Media arrives not long after Odin's entrance and reminds Easter of her place in this world, a survivor working the road of Religious Darwinism. As Media notes, it's not only the old gods who are trying to survive, but the new ones too. What happens if one day people all stop believing? In anything?

Perhaps it's Wednesday's artfully constructed lies that sway Easter, or perhaps it's his ripping away the mask to remind her how fragile her pretense of still being worshipped is. Or perhaps it is Media's admission that they're all working to survive, every last one of them. But when challenged by Odin to "show her true power" Easter goes slightly mad. She parts the clouds, making a great show of the springtime blooms that are hers to control...before ripping them all away, killing every last green and growing thing for miles and miles and miles.

Image via Giphy

Easter has taken the Spring. She will not return it until she is worshipped, the way she once was. Gods giveth, gods taketh away.

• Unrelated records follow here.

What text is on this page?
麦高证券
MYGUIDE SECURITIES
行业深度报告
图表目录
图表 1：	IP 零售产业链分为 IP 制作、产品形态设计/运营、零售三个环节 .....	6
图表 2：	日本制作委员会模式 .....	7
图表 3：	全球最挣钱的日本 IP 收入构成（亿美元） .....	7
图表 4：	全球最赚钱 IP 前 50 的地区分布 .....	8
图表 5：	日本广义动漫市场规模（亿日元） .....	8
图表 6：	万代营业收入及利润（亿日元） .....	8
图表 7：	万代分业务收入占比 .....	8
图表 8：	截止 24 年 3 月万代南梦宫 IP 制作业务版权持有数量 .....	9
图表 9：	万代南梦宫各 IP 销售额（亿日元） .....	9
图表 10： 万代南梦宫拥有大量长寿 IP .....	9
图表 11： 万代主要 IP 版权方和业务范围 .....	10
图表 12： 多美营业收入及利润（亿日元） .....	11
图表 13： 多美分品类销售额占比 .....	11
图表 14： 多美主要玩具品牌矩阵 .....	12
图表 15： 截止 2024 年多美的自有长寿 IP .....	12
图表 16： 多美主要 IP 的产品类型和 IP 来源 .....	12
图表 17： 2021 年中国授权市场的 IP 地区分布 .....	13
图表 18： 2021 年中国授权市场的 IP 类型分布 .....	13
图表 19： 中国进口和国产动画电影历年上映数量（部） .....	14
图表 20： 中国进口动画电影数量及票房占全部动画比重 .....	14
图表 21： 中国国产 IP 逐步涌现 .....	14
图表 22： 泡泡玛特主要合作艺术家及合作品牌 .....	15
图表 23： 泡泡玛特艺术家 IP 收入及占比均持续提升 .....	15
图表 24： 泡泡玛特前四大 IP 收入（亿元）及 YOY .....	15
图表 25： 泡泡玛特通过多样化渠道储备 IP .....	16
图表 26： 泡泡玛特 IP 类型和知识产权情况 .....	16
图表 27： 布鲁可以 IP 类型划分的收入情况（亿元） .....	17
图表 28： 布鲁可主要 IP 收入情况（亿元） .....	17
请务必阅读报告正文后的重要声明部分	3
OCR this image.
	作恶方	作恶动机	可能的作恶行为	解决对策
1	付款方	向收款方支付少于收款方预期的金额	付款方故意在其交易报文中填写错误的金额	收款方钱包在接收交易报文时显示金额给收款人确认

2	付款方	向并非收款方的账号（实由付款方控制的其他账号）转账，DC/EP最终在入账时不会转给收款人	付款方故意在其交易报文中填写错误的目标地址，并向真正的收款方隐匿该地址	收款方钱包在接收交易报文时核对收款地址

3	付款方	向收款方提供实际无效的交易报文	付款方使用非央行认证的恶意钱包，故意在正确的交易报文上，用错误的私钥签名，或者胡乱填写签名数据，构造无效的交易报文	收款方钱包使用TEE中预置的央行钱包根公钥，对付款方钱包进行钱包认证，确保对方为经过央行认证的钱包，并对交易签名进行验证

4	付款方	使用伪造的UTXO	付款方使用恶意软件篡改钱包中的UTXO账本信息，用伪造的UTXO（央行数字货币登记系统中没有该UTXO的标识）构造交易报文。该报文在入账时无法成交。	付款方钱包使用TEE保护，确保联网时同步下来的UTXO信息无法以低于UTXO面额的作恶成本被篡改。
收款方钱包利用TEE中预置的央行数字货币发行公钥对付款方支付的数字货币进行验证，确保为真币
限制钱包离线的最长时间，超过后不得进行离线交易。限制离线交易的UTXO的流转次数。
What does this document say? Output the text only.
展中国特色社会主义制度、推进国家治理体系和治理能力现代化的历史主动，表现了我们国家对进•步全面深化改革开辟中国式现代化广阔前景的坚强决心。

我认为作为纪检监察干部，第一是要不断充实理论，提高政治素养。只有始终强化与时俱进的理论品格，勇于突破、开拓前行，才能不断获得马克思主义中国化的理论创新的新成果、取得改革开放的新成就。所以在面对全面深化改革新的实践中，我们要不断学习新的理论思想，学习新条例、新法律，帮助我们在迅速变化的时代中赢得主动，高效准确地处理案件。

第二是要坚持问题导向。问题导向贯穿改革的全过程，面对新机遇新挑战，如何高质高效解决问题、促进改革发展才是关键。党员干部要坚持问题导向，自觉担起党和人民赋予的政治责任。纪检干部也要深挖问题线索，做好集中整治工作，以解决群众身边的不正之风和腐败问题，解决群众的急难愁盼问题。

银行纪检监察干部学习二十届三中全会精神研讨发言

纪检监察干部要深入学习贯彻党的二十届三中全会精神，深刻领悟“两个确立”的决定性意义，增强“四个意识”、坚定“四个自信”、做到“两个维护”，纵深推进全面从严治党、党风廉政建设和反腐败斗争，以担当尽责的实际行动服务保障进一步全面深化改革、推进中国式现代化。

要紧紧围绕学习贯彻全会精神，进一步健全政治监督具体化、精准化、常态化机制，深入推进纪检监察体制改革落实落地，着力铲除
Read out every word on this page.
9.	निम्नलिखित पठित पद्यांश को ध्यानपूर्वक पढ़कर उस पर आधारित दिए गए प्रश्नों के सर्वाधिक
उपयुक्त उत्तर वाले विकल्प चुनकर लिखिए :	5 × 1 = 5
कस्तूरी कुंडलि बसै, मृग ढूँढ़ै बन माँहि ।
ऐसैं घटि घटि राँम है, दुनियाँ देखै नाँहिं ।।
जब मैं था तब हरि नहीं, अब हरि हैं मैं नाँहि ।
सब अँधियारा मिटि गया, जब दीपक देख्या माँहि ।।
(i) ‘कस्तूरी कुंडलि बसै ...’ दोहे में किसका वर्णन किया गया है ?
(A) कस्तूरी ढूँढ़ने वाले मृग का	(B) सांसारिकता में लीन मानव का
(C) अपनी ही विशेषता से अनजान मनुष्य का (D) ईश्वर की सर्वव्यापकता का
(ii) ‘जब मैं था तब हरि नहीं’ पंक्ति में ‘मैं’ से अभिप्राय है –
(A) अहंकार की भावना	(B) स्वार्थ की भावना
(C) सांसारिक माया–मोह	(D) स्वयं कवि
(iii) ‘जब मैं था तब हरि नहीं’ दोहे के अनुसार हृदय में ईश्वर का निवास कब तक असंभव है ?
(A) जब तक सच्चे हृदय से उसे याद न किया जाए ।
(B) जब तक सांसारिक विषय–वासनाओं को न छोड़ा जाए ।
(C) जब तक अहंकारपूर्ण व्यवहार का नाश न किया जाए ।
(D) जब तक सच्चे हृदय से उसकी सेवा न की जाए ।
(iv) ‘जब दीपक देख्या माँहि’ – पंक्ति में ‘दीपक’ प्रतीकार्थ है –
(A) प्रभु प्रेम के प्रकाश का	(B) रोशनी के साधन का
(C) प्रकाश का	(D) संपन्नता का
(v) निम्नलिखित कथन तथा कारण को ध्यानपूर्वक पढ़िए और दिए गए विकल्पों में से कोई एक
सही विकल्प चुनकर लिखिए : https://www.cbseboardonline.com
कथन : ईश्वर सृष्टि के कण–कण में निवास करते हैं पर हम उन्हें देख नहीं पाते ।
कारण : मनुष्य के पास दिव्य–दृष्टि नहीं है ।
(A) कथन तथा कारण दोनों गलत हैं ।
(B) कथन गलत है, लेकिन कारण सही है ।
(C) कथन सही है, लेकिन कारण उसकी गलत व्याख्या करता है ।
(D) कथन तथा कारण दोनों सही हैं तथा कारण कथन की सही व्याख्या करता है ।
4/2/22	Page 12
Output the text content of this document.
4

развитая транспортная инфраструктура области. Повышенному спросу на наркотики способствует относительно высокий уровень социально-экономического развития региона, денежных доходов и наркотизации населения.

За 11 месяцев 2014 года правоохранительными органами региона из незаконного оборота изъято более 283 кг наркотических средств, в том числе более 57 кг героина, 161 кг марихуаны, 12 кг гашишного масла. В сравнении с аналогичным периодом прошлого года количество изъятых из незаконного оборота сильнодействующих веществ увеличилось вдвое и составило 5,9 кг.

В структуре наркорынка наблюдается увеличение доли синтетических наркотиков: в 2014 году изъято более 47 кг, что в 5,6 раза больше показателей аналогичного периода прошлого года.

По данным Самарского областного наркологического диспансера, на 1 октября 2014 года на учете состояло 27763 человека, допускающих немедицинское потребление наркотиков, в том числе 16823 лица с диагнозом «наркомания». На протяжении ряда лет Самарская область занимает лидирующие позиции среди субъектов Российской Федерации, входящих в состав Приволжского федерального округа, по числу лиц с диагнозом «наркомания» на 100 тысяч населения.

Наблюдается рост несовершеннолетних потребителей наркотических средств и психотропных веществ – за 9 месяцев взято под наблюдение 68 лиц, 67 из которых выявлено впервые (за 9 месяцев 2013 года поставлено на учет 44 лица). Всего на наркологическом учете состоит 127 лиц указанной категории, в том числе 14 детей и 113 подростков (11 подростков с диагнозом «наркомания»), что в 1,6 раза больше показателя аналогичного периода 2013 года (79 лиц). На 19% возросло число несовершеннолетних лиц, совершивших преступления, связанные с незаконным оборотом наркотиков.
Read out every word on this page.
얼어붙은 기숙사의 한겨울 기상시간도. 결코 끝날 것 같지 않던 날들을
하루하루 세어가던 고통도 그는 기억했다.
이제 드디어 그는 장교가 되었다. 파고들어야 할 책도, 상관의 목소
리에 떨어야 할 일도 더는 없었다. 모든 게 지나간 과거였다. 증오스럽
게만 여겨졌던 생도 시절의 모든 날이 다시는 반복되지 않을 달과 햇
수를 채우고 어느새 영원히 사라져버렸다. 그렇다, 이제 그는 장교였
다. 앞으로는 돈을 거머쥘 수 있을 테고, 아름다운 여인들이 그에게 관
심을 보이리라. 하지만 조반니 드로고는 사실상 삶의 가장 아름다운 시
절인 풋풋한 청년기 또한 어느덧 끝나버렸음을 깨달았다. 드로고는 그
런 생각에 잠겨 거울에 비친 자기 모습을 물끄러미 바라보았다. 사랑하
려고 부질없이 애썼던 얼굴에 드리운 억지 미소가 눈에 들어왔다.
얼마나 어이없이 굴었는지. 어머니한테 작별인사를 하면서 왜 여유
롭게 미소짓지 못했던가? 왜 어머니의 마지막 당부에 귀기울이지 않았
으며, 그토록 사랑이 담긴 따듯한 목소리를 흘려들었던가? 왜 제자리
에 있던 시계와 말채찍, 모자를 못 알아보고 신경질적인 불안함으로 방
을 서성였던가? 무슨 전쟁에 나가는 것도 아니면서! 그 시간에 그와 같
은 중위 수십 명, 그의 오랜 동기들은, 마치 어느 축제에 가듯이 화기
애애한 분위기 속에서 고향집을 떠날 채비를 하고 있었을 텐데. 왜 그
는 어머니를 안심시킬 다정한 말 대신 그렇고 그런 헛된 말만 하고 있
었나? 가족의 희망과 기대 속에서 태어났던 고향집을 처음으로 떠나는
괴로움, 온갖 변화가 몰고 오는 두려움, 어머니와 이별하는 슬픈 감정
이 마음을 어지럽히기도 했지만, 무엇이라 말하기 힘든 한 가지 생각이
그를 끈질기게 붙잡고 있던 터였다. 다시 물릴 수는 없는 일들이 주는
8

But is Easter's choice to side with Odin and his old gods really the smart one? Despite the show's railing against modernity, turning back time is not a thing. The Old Gods are as likely to succeed in having temples built to Ostara as the GOP is to turn the clock back to the 1950s and resegregated society. This is a backwards looking notion on their parts.

American Gods Season 1 Episode 8. Gillian Anderson as Media. image via STARZ

Not to mention, Media's ability to spin the events that are happening any way she wants...would not it be a more likely outcome that the loss of the Spring would cause American society to turn more to technology, in hopes that our biospheres can regrow the planet?

Perhaps not. Perhaps Season 2 will see the rise of temples dedicated to Ostara, or Ēostre, or whatever we want to call her now. But it seems more likely that the seige to the land is merely the beginning of a long and protracted war.